Et puis ce jour là dans le clair obscur de notre demeure nordique, je me suis vue dans le miroir disposé sur le buffet. C’était l’époque où les Arts Décos influençaient jusqu’au mobilier bas de gamme des foyers populaires. J’avais été gravement grondée, peut-être même battue par une mère sans cesse excédée. Pour mon esprit de six ans, la réprimande était injuste et je n’avais pu m’en expliquer. Il en était ainsi dans une famille où l’on ne savait parler. Les enfants filaient doux, menaient leur vraie vie dehors avec leurs bandes (peut-être en est-il toujours ainsi dans ce que les medias et les politiques appellent les quartiers sensibles).

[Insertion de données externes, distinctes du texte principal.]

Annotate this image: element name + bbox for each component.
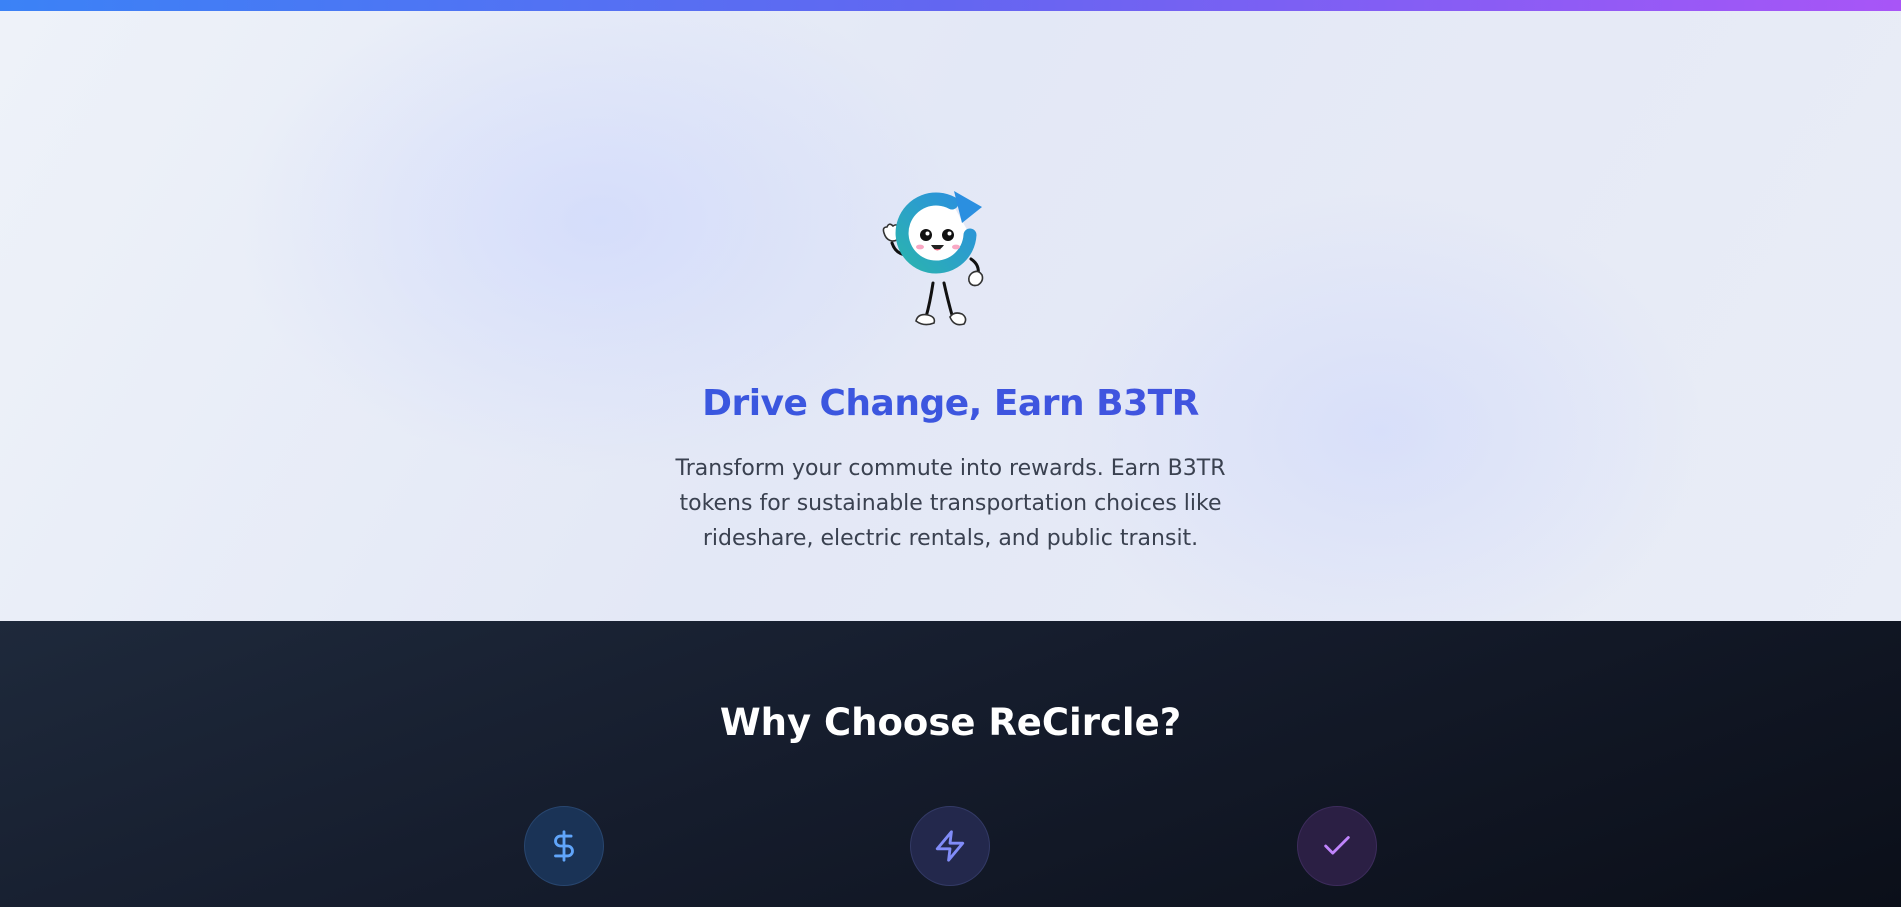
dollar-icon (554, 830, 574, 862)
hero-subtitle: Transform your commute into rewards. Ear… (675, 456, 1226, 551)
hero-section: Drive Change, Earn B3TR Transform your c… (0, 11, 1901, 621)
feature-rewards-badge (524, 806, 604, 886)
feature-speed-badge (910, 806, 990, 886)
check-icon (1324, 836, 1350, 855)
feature-verified-badge (1297, 806, 1377, 886)
recircle-mascot-icon (882, 191, 984, 326)
top-accent-bar (0, 0, 1901, 11)
lightning-icon (935, 830, 965, 862)
features-section: Why Choose ReCircle? (0, 621, 1901, 907)
hero-title: Drive Change, Earn B3TR (0, 383, 1901, 424)
features-title: Why Choose ReCircle? (719, 701, 1182, 744)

On rentrait au logis pour manger, déféquer et dormir ou se prendre une raclée pour absence prolongée, jamais un bisou (ce mot n’existait pas). Au mieux on se retrouvait le dimanche sur des genoux, entre des bras fatigués : le chat ou le chiot faisaient aussi bien l’affaire. Dans le commerce surtout si celui-ci est artisanal, en l’occurrence dans une boulangerie, il n’y a pas de place pour les enfants. Ils se débrouillent, pratiquent l’évitement des petites tâches : va porter ce pain à Mme X., surveille le lait, recharge le poêle, va ici, va là. Ne pas se faire chopper, se glisser en catimini dans la rue et courir, courir vers les jeux, courir vers les autres enfants. Liberté conditionnelle… dont les lois étaient la faim et le sommeil. Liberté réelle : l’apprentissage de la débrouillardise.
Peut-être avais-je sauté le repas de midi ; cette mère électrique qui parlait peu, mais gueulait fort, veillait scrupuleusement à la survie de ses rejetons, les gavant de nourriture « fortifiante » , les persécutant de lavements intestinaux si elle soupçonnait un fonctionnement défaillant de leurs tubes intimes. Une mère qui ne pense qu’à vous remplir selon ses désirs, selon ses peurs, selon les souffrances de sa propre enfance nécessiteuse.
J’avais pris une torgnole - pas grave, comme on le dit aujourd’hui, surtout si c’est douloureux. En prime j’avais reçu la haine, la folle haine dans les yeux de ma mère, ses cris. En morceaux je me voyais dans les yeux de ma mère. J’étais promise à la destruction. Furieuse aussi, je l’étais …
Me voilà réfugiée, au plus noir de la salle à manger, grimpée sur une chaise, secouée de sanglots, suffoquant, crachant, expulsant ma morve.
Je lève les yeux et je la vois. Qui est-ce, celle-là ? C’est un visage de fillette blonde, elle essuie son visage, le salissant. Elle a les yeux comme des flaques d’eau. Des yeux de fée ou de princesse qui coulent sur ses joues. Elle renifle et me regarde. Comme elle est intéressante ! Comme Je suis belle !
Consolée. La vie est admirable ! Je ris : ma mère est moche, mais moche. La pire des sorcières !
Sorcière bien-aimée, petite enfant des corons sans miroirs, sans robinets, sans électricité. Pour l’intimité, des chiottes au fond du jardin.